Full Unicode strings strawman

Shawn Steele Shawn.Steele at microsoft.com
Thu May 19 14:06:44 PDT 2011


There are several sequences in Unicode which are meaningless if you have only one character and not the other.  Eg: any of the variation selectors by themselves are meaningless.  So if you break a modified character from its variation selector you've damaged the string.  That's pretty much identical to splitting a high surrogate from its low surrogate.  

The fallacy that surrogate pairs are somehow more special than other unicode character sequences is a huge problem.  Developers think they've solved "the problem" by detecting surrogate pairs, when in truth they haven't even scratched the surface of "the problem".

In the Unicode community it is well known and understood that there is little, if any, practical advantage to using UTF-32 over UTF-16.  I realize this seems counterintuitive on the surface.

Microsoft is firmly in favor of UTF-16 representation, though, as I stated before, we'd be happy if there were convenience functions, like for entering string literals.  (I can type 10000 and press alt-x in outlook to get 𐀀, which never gets stored as UTF-32, but it sure is convenient).

If there wasn't an existing body of applications using UTF-16 already, I'd be a little more open to changing, though UTF-32 would be inconvenient for us.  Since ES already, effectively, uses UTF-16, changing now just opens a can of incompatibility and special case worms.

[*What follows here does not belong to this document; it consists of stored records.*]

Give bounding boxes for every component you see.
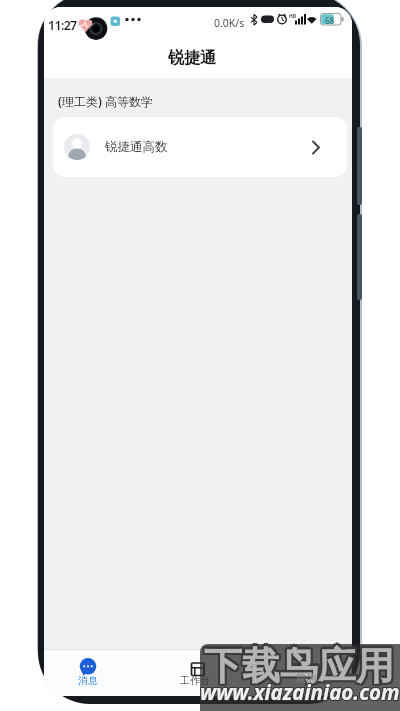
staticText: www.xiazainiao.com: [199, 678, 399, 706]
staticText: 下载鸟应用: [206, 642, 396, 690]
staticText: (理工类) 高等数学: [58, 93, 153, 109]
staticText: 工作台: [180, 674, 210, 687]
staticText: 我的: [296, 672, 316, 685]
staticText: www.xiazainiao.com: [201, 678, 400, 706]
staticText: 锐捷通高数: [105, 139, 168, 155]
staticText: www.xiazainiao.com: [199, 679, 399, 707]
button[interactable]: 消息: [57, 652, 119, 694]
staticText: www.xiazainiao.com: [201, 679, 400, 707]
staticText: 锐捷通: [168, 48, 216, 68]
button[interactable]: 工作台: [164, 652, 226, 694]
staticText: 下载鸟应用: [202, 644, 392, 692]
staticText: www.xiazainiao.com: [200, 678, 400, 706]
staticText: 11:27: [48, 17, 77, 34]
staticText: www.xiazainiao.com: [199, 677, 399, 705]
staticText: HD: [289, 13, 297, 20]
staticText: 下载鸟应用: [206, 644, 396, 692]
staticText: 下载鸟应用: [204, 644, 394, 692]
staticText: www.xiazainiao.com: [201, 677, 400, 705]
staticText: www.xiazainiao.com: [200, 677, 400, 705]
staticText: 下载鸟应用: [204, 639, 394, 687]
staticText: 下载鸟应用: [204, 642, 394, 690]
staticText: 下载鸟应用: [206, 640, 396, 688]
staticText: 下载鸟应用: [202, 642, 392, 690]
staticText: www.xiazainiao.com: [200, 679, 400, 707]
staticText: 0.0K/s: [214, 16, 245, 30]
staticText: 下载鸟应用: [202, 640, 392, 688]
button[interactable]: [270, 652, 332, 694]
staticText: 消息: [78, 674, 98, 687]
staticText: 68: [325, 15, 335, 26]
button[interactable]: 锐捷通高数: [53, 117, 347, 177]
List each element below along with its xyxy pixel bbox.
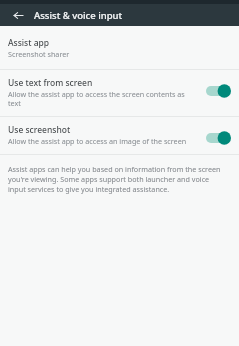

Things that UTF-32 works for without special cases:
* Ordinal collation/sorting (eg: non-linguistic (so why is it a string?))

Things that surrogates don't really add complexity to for UTF-16:
* Linguistic sorting.
   * You want Ä (U+00C4) == Ä  (U+0041, U+0308) anyway, so you have to understand sequences.
   * Or maybe both of them equal to AE (German).
   * Many code points have no weight at all.
   * Compressions (dz) and double compressions (ddz) are far more complex.
   * etc.
* String searching, eg: you can search for A in Ä, but do you really want it to match?  
* SubString.  I found A in Äpfle, but is it really smart to break that into "A" and "̈pfle"? (there's a U+0308 before pfle, which is pretty meaningless and probably doesn't render well in everyone's font.  It makes my " look funny).  Probably this isn't very desirable.
* And that just scratches the surface

Things that don't change with UTF-16:
* People shoving binary data into UTF-16 and pretending it's a string aren't broken (assuming we allow irregular sequences for compatibility).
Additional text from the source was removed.